Chicken Shack

Formed in 1967, Chicken Shack consisted of Stan Webb on guitar/vocal, Andy Sylvester on bass, Christine Perfect on vocals/keyboards, and Alan Morley on drums. An earlier 1964 incarnation had been called 'Sounds of Blue' and Christine played in this band while a student at art college in Birmingham. Sounds of Blue dispanded after a year when Christine and another member left Birmingham for careers in London. Then, at the beginning of 1967, Andy once

Chicken Shack
again contacted Chris and suggested that she rejoin her former mates in a new band. (The group got their name from the chicken coup in Kidderminster where the band often rehearsed.) Chris admits that she was not the most accomplished blues pianist when she joined the group, but developed her own style from listening to Freddy King records.

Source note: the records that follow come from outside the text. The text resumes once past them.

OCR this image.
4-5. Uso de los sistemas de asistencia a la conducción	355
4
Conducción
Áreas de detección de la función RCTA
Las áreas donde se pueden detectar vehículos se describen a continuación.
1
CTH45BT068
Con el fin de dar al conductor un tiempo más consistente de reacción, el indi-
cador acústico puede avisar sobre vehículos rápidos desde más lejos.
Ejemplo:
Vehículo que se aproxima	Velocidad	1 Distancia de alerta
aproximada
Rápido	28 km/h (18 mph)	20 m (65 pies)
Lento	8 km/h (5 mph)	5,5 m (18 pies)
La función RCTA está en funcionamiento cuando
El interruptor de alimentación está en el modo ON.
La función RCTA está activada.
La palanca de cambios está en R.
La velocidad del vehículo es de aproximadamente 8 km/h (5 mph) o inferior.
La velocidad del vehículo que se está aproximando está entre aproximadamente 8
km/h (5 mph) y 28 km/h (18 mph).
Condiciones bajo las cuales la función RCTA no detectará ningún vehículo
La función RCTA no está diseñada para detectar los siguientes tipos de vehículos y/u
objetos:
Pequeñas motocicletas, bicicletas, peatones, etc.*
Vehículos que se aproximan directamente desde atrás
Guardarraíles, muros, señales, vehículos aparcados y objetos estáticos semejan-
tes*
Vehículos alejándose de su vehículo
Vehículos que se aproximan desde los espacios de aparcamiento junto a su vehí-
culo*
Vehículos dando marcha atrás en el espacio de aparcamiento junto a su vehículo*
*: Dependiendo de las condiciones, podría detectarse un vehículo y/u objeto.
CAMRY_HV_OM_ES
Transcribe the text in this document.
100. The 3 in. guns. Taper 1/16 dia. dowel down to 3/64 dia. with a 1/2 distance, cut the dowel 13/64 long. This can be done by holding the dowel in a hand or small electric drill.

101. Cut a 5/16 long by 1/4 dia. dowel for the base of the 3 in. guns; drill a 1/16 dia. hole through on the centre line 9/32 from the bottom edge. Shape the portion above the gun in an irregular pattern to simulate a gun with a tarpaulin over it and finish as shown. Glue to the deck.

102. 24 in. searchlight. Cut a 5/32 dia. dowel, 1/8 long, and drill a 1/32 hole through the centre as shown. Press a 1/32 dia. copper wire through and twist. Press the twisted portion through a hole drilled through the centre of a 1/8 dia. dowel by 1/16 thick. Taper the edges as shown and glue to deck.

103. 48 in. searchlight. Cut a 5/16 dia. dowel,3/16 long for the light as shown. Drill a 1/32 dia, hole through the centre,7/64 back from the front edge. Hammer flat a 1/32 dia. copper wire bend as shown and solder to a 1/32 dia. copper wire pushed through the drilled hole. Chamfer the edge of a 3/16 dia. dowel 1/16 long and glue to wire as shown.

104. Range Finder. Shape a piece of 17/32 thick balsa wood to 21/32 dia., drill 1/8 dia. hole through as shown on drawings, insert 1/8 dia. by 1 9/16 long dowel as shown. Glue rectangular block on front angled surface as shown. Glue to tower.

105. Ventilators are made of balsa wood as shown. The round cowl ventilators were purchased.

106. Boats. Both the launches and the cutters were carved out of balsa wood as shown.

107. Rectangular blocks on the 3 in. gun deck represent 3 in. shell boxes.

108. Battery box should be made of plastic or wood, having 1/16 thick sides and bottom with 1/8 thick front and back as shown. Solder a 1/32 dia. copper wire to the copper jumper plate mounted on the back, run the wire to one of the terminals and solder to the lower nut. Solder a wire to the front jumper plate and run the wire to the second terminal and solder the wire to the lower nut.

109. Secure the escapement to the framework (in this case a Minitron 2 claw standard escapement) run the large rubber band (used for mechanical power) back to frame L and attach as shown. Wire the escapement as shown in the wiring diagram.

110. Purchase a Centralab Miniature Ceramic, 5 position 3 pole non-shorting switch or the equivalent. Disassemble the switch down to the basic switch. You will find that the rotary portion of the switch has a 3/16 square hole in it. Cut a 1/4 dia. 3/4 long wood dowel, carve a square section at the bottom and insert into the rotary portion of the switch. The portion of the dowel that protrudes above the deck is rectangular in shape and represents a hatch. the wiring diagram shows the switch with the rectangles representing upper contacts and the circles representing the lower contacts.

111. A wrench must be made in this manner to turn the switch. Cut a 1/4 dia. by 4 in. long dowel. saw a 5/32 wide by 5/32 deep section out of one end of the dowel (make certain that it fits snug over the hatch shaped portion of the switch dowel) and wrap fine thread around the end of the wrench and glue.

Chicken Shack made their public debut at the Great Britain's National Blues & Jazz Festival at Windsor along with Fleetwood Mac on August 13, 1967-- "There were two stages at Windsor, the main one an open-air ramshackle structure, the other inside a marquee. Fleetwood Mac had their initiation on the main stage but much was made of Chicken Shack's tented debut." The group became the second major signing of the Blue Horizon record label (co-founded by Mike Veron), the first being Fleetwood Mac. Chicken Shack's first two albums,Forty Blue Fingers Freshly Packed and Ready to Serve and OK Ken?, were quite successful, with much of the credit due to the fact that they had a beautiful, talented, female keyboardist and vocalist-- something that most definitely added individuality to the group in the male-dominated late 60's music scene. Christine's version of Etta James' 'I'd Rather Go Blind' was a massive hit, and she was voted Best Female Vocalist in the Melody Maker polls two years running. After Christine married John McVie and left the band, Stan Webb did carry on with the band in various incarnations, but Chicken Shack never quite matched their earlier success. The 'irrepressible' Stan Webb still lives in Kidderminster in a house that is filled with twenty-nine years of Chicken Shack memoribilia. The talented, yet relatively unrecognized, guitarist has this to say about the way major success has eluded him: "Some people say, 'You should be on stage at the Albert Hall, not Eric Clapton.' And I think, well, I don't agree with that, but I should certainly be able to go on there as well. But I'm happy with what's happening now. I've done the years and I'm getting more respect than I ever did then. It's worked for me."